For Du Châtelet, the principle of continuity is an ontological and methodological principle. One can find continuity not only in geometry, but elsewhere in nature. This once inspired Plato to famously claim, as Du Châtelet remarks, that God was an eternal geometrist who employed mathematical principles to construct the world in an orderly way.
If the principle of continuity is true of the natural order, the range of plausible scientific theories is reduced, since the theories that violate continuity can be easily rejected. In the same manner Leibniz used this principle against the Cartesian physics of his day. Assume a case in which B and C are of equal mass and are moving in opposite directions, B slower than C. Then imagine the series of cases in which the velocity of C is continuously diminished until it is equal to B. There will be a point at which an infinitesimal difference creates a substantial result. The disproportion of the difference in cause and effect violates the principle of continuity, and the two laws cannot be simplified. This is enough to show that Descartes’ principles are wrong, and the result can be confirmed by experiment. Leibniz had used this argumentation in Specimen Dynamicum (Acta Eruditorum 1695, 145-157) to which Du Châtelet refers here.

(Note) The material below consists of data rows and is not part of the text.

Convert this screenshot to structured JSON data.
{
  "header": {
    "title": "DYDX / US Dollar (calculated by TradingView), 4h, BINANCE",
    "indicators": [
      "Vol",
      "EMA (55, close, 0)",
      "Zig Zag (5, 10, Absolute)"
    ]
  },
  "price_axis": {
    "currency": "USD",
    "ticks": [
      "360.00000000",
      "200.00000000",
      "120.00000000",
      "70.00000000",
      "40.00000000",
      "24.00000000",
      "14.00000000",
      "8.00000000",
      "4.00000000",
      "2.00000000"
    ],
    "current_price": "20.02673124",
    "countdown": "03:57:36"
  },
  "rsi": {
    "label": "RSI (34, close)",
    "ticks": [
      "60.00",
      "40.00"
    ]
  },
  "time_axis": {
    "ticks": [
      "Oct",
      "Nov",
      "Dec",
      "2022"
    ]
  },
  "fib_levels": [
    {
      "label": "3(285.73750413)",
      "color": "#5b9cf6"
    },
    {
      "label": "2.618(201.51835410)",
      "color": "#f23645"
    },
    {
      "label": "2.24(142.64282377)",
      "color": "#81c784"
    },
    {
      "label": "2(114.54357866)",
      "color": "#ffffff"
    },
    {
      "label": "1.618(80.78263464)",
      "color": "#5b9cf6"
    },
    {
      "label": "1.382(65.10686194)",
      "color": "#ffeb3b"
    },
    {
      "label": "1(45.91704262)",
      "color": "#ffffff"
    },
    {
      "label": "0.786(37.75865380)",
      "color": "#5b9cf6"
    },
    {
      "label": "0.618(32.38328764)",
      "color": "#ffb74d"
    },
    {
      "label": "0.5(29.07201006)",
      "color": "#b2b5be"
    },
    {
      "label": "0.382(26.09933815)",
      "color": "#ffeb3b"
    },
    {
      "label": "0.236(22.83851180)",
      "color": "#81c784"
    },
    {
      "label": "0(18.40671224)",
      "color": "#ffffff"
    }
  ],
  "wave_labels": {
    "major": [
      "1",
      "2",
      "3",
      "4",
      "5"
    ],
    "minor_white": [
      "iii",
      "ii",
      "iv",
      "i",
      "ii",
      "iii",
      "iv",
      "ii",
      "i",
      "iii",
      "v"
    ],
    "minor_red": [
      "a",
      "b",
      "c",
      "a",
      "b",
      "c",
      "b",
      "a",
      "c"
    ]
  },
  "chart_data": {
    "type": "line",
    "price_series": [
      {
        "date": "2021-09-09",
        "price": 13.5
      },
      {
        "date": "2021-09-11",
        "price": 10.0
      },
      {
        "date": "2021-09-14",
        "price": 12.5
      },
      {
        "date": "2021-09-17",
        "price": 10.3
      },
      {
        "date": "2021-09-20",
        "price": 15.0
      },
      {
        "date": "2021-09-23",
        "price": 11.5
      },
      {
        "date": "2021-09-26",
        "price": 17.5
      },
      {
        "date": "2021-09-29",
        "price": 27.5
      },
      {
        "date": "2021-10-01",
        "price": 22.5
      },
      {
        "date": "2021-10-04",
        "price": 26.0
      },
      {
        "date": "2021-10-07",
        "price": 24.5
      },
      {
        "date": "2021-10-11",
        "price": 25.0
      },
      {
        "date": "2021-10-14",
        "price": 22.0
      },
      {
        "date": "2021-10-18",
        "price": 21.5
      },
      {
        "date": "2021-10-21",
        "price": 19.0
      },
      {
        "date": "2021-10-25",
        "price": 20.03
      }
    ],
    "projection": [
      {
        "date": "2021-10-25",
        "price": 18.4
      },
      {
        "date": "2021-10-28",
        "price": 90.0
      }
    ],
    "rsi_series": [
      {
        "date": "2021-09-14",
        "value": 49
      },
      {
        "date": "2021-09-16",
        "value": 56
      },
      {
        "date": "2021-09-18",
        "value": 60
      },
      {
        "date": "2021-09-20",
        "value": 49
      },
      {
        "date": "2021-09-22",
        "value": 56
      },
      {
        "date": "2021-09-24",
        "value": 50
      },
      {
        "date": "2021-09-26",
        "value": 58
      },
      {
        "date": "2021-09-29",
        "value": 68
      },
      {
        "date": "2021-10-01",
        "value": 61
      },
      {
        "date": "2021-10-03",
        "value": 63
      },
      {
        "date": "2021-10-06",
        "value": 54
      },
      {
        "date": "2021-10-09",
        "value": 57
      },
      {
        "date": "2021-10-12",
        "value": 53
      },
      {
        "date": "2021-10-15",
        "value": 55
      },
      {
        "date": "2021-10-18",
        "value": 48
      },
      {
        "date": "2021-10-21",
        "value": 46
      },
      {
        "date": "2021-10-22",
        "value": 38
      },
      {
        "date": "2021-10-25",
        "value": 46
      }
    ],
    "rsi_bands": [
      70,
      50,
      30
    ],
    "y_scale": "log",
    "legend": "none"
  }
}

See the entries Continuité, (loi de), Contradiction and Suffisante raison in d’Alembert’s and Diderot’s Encyclopédie. The articles “Continuité, (loi de)” and “Contradiction” are signed by d’Alembert, including the additional remark “Nous devons cet article à M. Formey.” The entry “Continuité, (loi de)” includes the reference “Lisez le chap. j. des instit. de Physiq. de Mad. Duchatelet, depuis le § 13 jusqu’à la fin.” See also “Contradiction”; “Loi de continuité” in: Johann Heinrich Samuel Formey (ed.): Dictionnaire instructif, où l’on trouve les principaux termes des sciences et des arts dont l’explication peut être utile ou agréable aux personnes qui n’ont pas fait des études approfondies. Halle: Gebauer 1767.